‘I lived with Mum and Dad [and my siblings]. My mother was very kind, looked after the kids with no problems, but I was the naughty one and my father would come home, slap me round the head, punch me in the head, pretty hard in the face.
'And days when he would be really pissed off, from the age of four to six, he would take me into the room and rape me.’
In the late 1970s, after his father came home drunk and attacked his mother and nearly killed him, Garth was placed in a children’s receiving centre in New South Wales. While he was in the centre, Garth was sexually abused by a staff member.
‘I believe it was the manager or the boss that ran my area … When he found out my father abused me, he thought, “Well, that’s been dealt with. I might have a chance with him” … So he started to abuse me.’
The abuse in the centre included masturbation and oral sex, and the staff member threatened that if Garth told anyone he would lose all privileges and wouldn’t get anything to eat. There were also two teenage girls at the centre who regularly played with Garth’s genitals. ‘I think that was just to make me feel happy – or to make them feel happy.’
School was difficult for Garth and he was bullied because of his learning difficulties. ‘Because of all the abuse off me father, I suffered from short-term memory loss.
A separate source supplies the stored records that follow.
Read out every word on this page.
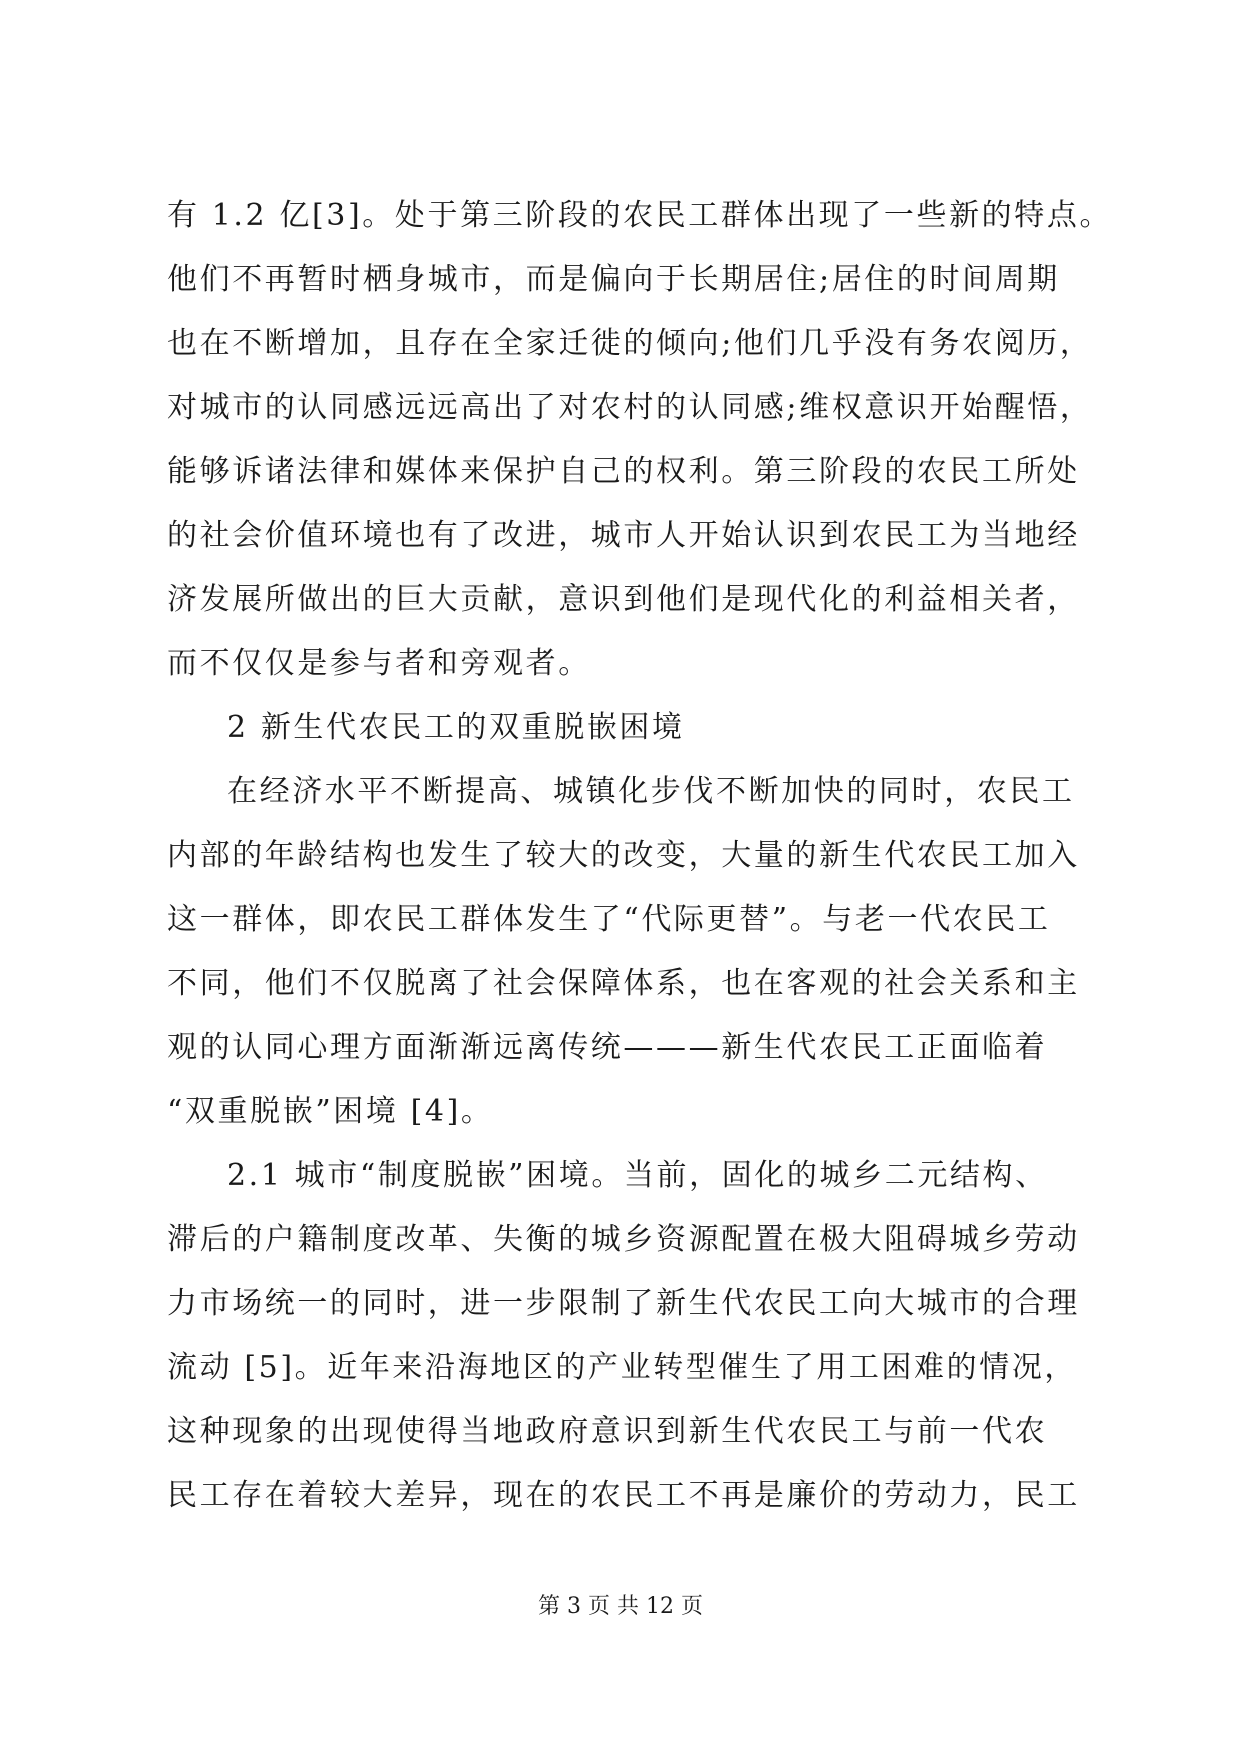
有 1.2 亿[3]。处于第三阶段的农民工群体出现了一些新的特点。
他们不再暂时栖身城市，而是偏向于长期居住;居住的时间周期
也在不断增加，且存在全家迁徙的倾向;他们几乎没有务农阅历，
对城市的认同感远远高出了对农村的认同感;维权意识开始醒悟，
能够诉诸法律和媒体来保护自己的权利。第三阶段的农民工所处
的社会价值环境也有了改进，城市人开始认识到农民工为当地经
济发展所做出的巨大贡献，意识到他们是现代化的利益相关者，
而不仅仅是参与者和旁观者。
2 新生代农民工的双重脱嵌困境
在经济水平不断提高、城镇化步伐不断加快的同时，农民工
内部的年龄结构也发生了较大的改变，大量的新生代农民工加入
这一群体，即农民工群体发生了“代际更替”。与老一代农民工
不同，他们不仅脱离了社会保障体系，也在客观的社会关系和主
观的认同心理方面渐渐远离传统———新生代农民工正面临着
“双重脱嵌”困境 [4]。
2.1 城市“制度脱嵌”困境。当前，固化的城乡二元结构、
滞后的户籍制度改革、失衡的城乡资源配置在极大阻碍城乡劳动
力市场统一的同时，进一步限制了新生代农民工向大城市的合理
流动 [5]。近年来沿海地区的产业转型催生了用工困难的情况，
这种现象的出现使得当地政府意识到新生代农民工与前一代农
民工存在着较大差异，现在的农民工不再是廉价的劳动力，民工
第 3 页 共 12 页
It takes me ages to memorise stuff … I was always second last, last, in me class. When it comes to something mechanical, I’m very quick learning. If it’s to do with a book …’
Garth was eventually adopted, but was removed from that home after a sexual offence against a young female relative of his adoptive parents. He spent time in several refuges before being charged and jailed at 18 for a sexual offence against a teenage boy.
Garth told the Commissioner that he had been in and out of jail his whole adult life for sexual offences against children, and other serious crimes. With his history of abuse during his childhood, ‘to me, I just thought it was something normal. Just a normal thing to do’.
When he was in his early 30s, Garth saw a psychiatrist, who prescribed an antidepressant. ‘It made me re-offend badly this time.’ Garth believes it contributed to him committing the offence for which he is currently serving a very long prison term. He is now on a new medication, which is making him feel better.
Garth suggested that ‘If a child’s been abused in an institution, at home, they should get help straight away … I reckon if I had’ve had help at that time, I wouldn’t be in jail for what I’m in for now.